The European Central Bank in September imposed an administrative fine of nearly €1.7 million on state-owned bank Spuerkeess, the ECB announced on Friday.

Two errors on regulatory reporting were at the heart of the sanction imposed on the lender, the central bank said in a statement.

“Between 2018 and 2022, for 17 consecutive quarters, Banque et Caisse d’Epargne de l’Etat, Luxembourg understated its risk-weighted assets connected to foreign exchange exposures by failing to accurately capture its USD-denominated positions in the own funds requirement for foreign exchange risk in accordance with prudential requirements,” the ECB said.

“Furthermore, between 2021 and 2023, for eight consecutive quarters, the bank understated its risk-weighted assets by not considering an indirect equity position when calculating the exposure amount of qualifying holdings outside the financial sector,” it said.

“As a result, the bank neither deducted the relevant exposure amount from its own funds nor applied the correct risk weighting prescribed by the applicable framework,” it concluded.

By underestimating risk-weighted assets, “the bank did not calculate its capital requirements properly and reported higher capital ratios than it should have,” the ECB pointed out, adding that this hindered the ECB in correctly assessing the Spuerkeess’ risk profile.

The errors were considered as “moderately severe” and sanctioned with a €1.685 million fine.

Though Spuerkeess could challenge the ECB’s sanction in front of the Court of Justice of the European Union, the bank on Friday recognised its mistakes in a statement.
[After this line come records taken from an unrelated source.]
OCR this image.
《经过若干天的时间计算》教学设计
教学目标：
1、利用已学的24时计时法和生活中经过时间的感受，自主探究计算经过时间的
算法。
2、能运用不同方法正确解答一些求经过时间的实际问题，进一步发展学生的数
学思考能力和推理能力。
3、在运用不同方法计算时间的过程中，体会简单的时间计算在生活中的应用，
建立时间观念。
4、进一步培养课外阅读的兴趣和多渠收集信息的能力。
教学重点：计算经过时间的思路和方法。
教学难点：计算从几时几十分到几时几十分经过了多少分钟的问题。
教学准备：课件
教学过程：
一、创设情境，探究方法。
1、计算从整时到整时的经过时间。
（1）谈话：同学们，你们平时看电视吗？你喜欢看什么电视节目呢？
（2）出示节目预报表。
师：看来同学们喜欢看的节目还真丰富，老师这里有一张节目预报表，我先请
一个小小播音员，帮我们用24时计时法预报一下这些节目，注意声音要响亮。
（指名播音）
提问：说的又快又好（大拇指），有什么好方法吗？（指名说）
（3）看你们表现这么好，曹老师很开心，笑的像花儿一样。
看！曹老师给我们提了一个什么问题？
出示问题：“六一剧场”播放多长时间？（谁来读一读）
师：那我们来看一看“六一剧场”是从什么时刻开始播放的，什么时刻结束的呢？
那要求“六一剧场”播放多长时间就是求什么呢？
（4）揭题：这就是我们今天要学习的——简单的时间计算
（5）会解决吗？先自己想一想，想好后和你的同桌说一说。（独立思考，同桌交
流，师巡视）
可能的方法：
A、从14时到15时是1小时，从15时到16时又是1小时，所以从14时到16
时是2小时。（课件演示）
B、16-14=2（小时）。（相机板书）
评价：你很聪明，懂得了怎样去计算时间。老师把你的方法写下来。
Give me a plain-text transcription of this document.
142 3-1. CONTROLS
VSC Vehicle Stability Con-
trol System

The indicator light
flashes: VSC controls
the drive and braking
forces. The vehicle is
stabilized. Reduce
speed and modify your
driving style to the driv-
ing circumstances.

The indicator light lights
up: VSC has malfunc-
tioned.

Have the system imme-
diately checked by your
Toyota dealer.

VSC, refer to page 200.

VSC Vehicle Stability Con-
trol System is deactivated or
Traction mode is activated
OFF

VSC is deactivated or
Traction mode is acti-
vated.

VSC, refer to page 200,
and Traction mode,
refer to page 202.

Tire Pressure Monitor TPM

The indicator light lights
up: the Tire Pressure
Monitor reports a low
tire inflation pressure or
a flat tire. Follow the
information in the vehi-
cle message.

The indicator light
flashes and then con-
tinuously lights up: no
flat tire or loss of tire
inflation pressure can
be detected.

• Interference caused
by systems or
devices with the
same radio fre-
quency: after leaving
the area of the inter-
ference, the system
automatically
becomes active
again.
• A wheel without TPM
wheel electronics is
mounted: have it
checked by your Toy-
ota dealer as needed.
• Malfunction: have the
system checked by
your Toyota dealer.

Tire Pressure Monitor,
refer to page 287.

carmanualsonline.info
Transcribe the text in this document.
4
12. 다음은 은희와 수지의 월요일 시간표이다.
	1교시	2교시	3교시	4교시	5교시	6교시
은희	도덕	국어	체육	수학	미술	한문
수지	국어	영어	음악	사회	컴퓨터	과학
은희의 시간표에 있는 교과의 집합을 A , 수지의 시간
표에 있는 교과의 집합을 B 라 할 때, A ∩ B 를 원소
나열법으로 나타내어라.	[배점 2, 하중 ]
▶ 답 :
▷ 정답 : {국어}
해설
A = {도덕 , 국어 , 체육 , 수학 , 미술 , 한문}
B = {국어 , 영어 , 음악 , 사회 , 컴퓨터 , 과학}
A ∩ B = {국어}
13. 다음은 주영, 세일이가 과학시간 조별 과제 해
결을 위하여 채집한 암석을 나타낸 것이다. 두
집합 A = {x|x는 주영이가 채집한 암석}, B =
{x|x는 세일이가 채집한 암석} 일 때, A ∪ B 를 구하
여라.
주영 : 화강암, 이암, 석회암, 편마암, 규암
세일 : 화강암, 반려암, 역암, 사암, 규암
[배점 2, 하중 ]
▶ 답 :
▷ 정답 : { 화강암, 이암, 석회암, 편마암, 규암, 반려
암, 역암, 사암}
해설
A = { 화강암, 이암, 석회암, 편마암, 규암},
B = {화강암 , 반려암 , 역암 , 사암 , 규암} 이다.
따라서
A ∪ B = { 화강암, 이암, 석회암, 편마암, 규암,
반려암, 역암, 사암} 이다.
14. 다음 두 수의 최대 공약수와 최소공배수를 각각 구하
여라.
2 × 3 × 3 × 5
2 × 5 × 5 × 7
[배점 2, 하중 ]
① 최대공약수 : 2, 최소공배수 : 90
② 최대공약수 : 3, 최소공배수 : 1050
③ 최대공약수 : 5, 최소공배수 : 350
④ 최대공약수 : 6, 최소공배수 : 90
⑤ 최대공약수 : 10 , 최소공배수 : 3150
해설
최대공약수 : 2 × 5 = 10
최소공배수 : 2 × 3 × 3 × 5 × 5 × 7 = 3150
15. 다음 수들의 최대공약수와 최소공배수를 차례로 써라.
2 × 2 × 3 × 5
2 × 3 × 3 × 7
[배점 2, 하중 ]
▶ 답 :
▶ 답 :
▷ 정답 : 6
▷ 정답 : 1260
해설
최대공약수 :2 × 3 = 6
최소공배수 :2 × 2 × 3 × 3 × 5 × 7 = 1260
The bank explained that it remained stable despite the errors and that it had maintained its credit ratings of AA2/P-1 and AA+/A-1+ given by Moody’s and Standard & Poor’s, respectively.

“Spuerkeess’s internal control system has been adapted and strengthened, and internal procedures have been improved to prevent such errors from occurring in the future,” the bank said.

“Spuerkeess emphasizes that at no time were its financial balances, particularly the bank’s stability supported by its high solvency levels, called into question, ensuring that the bank’s ability to serve its clients effectively was maintained at all times,” the bank concluded.